2. Allowing schools in your state to skip sex education, and prohibiting instruction on contraception in classes that continue to be taught, because you are fundamentally opposed to sex outside of marriage and consider safe sex to be "getting away" with something.
A bill to allow Utah schools to drop sex education classes — and prohibit instruction in the use of contraception in those that keep the courses — moved significantly closer to becoming law Wednesday. The House passed HB363 by a 45-28 vote after a late-afternoon debate that centered largely on lawmakers’ differing definitions of morality. 
"We’ve been culturally watered down to think we have to teach about sex, about having sex and how to get away with it, which is intellectually dishonest," said bill sponsor Rep. Bill Wright, R-Holden. "Why don’t we just be honest with them upfront that sex outside marriage is devastating?"

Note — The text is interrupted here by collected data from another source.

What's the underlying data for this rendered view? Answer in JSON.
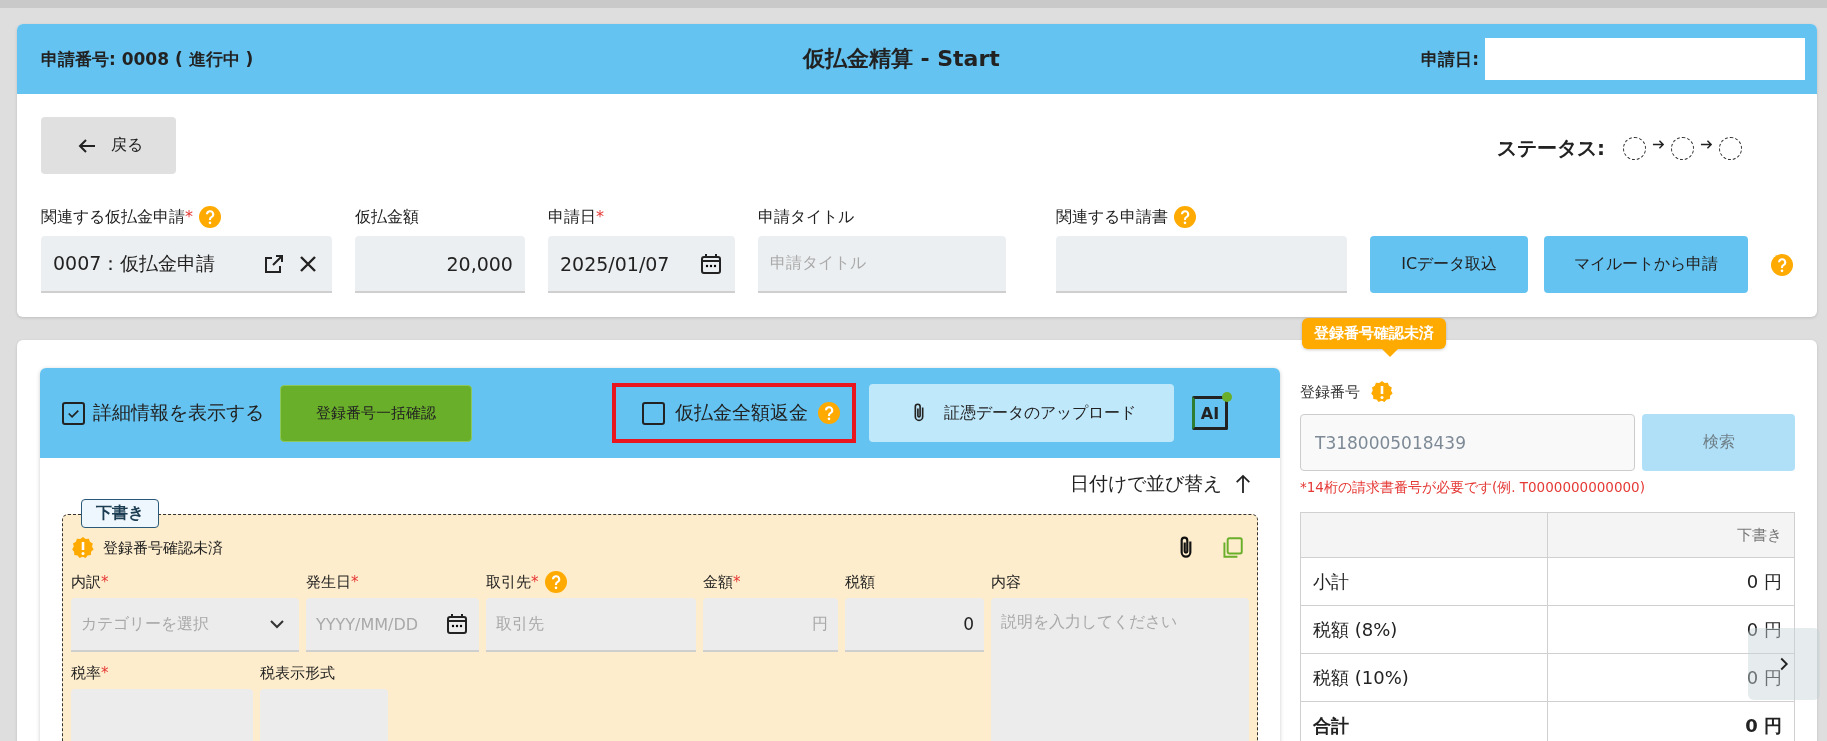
{
  "header": {
    "number": "申請番号: 0008 ( 進行中 )",
    "title": "仮払金精算 - Start",
    "date_label": "申請日:"
  },
  "back_button": {
    "label": "戻る"
  },
  "status": {
    "label": "ステータス:",
    "steps": [
      {
        "completed": false
      },
      {
        "completed": false
      },
      {
        "completed": false
      }
    ]
  },
  "fields": [
    {
      "label": "関連する仮払金申請",
      "required_mark": "*",
      "help": true,
      "kind": "link",
      "value": "0007：仮払金申請"
    },
    {
      "label": "仮払金額",
      "kind": "amount",
      "value": "20,000"
    },
    {
      "label": "申請日",
      "required_mark": "*",
      "kind": "date",
      "value": "2025/01/07"
    },
    {
      "label": "申請タイトル",
      "kind": "text",
      "placeholder": "申請タイトル"
    },
    {
      "label": "関連する申請書",
      "help": true,
      "kind": "empty"
    }
  ],
  "actions": [
    "ICデータ取込",
    "マイルートから申請"
  ],
  "toolbar": {
    "show_details": {
      "label": "詳細情報を表示する",
      "checked": true
    },
    "bulk_check": "登録番号一括確認",
    "full_refund": {
      "label": "仮払金全額返金",
      "checked": false,
      "highlighted": true
    },
    "upload": "証憑データのアップロード",
    "ai_badge": "AI"
  },
  "sort": {
    "label": "日付けで並び替え"
  },
  "draft": {
    "tag": "下書き",
    "warning": "登録番号確認未済",
    "row_1": [
      {
        "label": "内訳",
        "required_mark": "*",
        "kind": "select",
        "placeholder": "カテゴリーを選択"
      },
      {
        "label": "発生日",
        "required_mark": "*",
        "kind": "date",
        "placeholder": "YYYY/MM/DD"
      },
      {
        "label": "取引先",
        "required_mark": "*",
        "help": true,
        "kind": "text",
        "placeholder": "取引先"
      },
      {
        "label": "金額",
        "required_mark": "*",
        "kind": "amount",
        "placeholder": "円"
      },
      {
        "label": "税額",
        "kind": "amount",
        "value": "0"
      }
    ],
    "row_2": [
      {
        "label": "税率",
        "required_mark": "*"
      },
      {
        "label": "税表示形式"
      }
    ],
    "description": {
      "label": "内容",
      "placeholder": "説明を入力してください"
    }
  },
  "registration": {
    "tooltip": "登録番号確認未済",
    "label": "登録番号",
    "placeholder": "T3180005018439",
    "search": {
      "label": "検索",
      "disabled": true
    },
    "note": "*14桁の請求書番号が必要です(例. T0000000000000)"
  },
  "summary": {
    "header": "下書き",
    "rows": [
      {
        "label": "小計",
        "value": "0 円",
        "total": false
      },
      {
        "label": "税額 (8%)",
        "value": "0 円",
        "total": false
      },
      {
        "label": "税額 (10%)",
        "value": "0 円",
        "total": false
      },
      {
        "label": "合計",
        "value": "0 円",
        "total": true
      }
    ]
  }
}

Hmm. That doesn't sound like honesty to me. Honesty would be refusing to withhold the knowledge that contraception exists, and that it can be very effective when used properly, and here's how to use it properly. Honesty would be acknowledging that not everyone wants to have a baby at all times, and everyone wants to avoid disease, always, and contraception is very good at preventing both of these. A marriage license, not so much.